By the way, I have sweated for 10 years wearing No.4, helmet, SBO in local and overseas training. I have received the LAST SAF letter.

Thank you. Oh, I heard that you have no reservist training. I am happy for me.

Mr Wang Says So said...

Hiring a male Singaporean is like hiring an employee whom you know is going to get chickenpox every single year, until he hits age 40 or 50.

After all, he will need to be away from office 2 or 3 extra weeks per year. Just like anyone with chickenpox.

If foreigners of equal ability (in terms of skills and experience) were easily available in Singapore, who would you hire?

Unfortunately, the whole point of our FT programmes is to make foreigners easily available to employers in Singapore.

In more mathematical terms, suppose there are about 46 working weeks a year (discounting for public holidays and say, 3 weeks of annual leave etc).

Then suppose a male S'porean is away for 4 additional weeks per year on ICT. So he really works only 42 weeks a year.

That's a 9% loss of productivity.

If a male Singaporean and a foreigner have "equal ability to do the work well" (to use your term), the enlightened employer will always pick the foreigner. Because the foreigner has an additional 3 weeks to "do the work well".

Every year.

Hope you will think about it, and use your NMP position to highlight this in Parliament .... again and again and again, until something is done to help male Singaporeans.

Eddie said...

I was discriminated once when I went for my interview at a US MNC.
The two interviewers were Chinese Malaysian FT holding Australia PR.

The first few questions from them were:

1) Do you have NS liability?
2) How many have you serve and how many left?
3) How often are you call up and the duration of it as we want no disruption to the business operation if you are employed?
4) Have you ever try to defer your
NS liability and what is the success rate of it?

After the Q&A session, I realized my chance of being offer the job was very slim as the Dept has 12 employees of whom only 4 were Singaporean who have either completed their NS liability or exempted from it.

I did not get the job. Heard from HR that the position had been taken up by a more "suitable" candidate.

numbernine said...

You could say that an enlightened employee would not hold a person's liability against him when he comes looking for a job. But of course, yet it doesn't tell us anything new.

Neither does the obvious conclusion that NS discrimination is a problem.

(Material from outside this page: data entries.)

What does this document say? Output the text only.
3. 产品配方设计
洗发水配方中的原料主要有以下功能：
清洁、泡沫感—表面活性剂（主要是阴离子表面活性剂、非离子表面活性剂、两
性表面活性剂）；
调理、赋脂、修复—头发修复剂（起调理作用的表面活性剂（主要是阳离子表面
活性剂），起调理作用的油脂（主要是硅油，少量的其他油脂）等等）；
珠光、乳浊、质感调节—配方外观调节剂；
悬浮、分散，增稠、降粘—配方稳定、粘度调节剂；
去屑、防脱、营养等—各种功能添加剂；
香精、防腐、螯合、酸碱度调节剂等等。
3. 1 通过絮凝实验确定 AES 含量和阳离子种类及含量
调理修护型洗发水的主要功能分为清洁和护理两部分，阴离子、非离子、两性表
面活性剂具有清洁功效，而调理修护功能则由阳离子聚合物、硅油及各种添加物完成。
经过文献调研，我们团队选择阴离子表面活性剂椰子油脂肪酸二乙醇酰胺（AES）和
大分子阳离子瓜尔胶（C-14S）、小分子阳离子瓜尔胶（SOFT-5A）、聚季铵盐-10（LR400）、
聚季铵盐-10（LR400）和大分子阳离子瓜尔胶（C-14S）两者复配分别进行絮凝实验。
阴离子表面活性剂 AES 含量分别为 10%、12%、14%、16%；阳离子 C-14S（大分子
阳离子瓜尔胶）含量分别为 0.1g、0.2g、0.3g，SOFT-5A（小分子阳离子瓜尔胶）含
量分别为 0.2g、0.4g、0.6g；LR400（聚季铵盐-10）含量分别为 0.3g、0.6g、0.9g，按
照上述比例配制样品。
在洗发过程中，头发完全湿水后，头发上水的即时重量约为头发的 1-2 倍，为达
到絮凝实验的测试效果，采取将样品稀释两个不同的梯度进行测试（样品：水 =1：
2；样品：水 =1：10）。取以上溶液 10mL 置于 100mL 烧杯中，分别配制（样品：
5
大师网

If we operate on the assumption that economic motivators get things done - if this assumption drives policy then we shouldn't factor in that rare employer who is enlightened.

The end of this debate should be for concrete action, and I would suggest that you could restructure taxation so that employers either get tax breaks for every one of their employee who has to serve, or get extra taxes for each one who doesn't have to serve. I would prefer the former as the latter tends to depress wages.

After all one of the reasons why MNCs want to come to Singapore is that it provides a safe environment in the military sense. If we are providing them security for free, this is the fiscal equivalent of a welfare handout. We should tax for defence.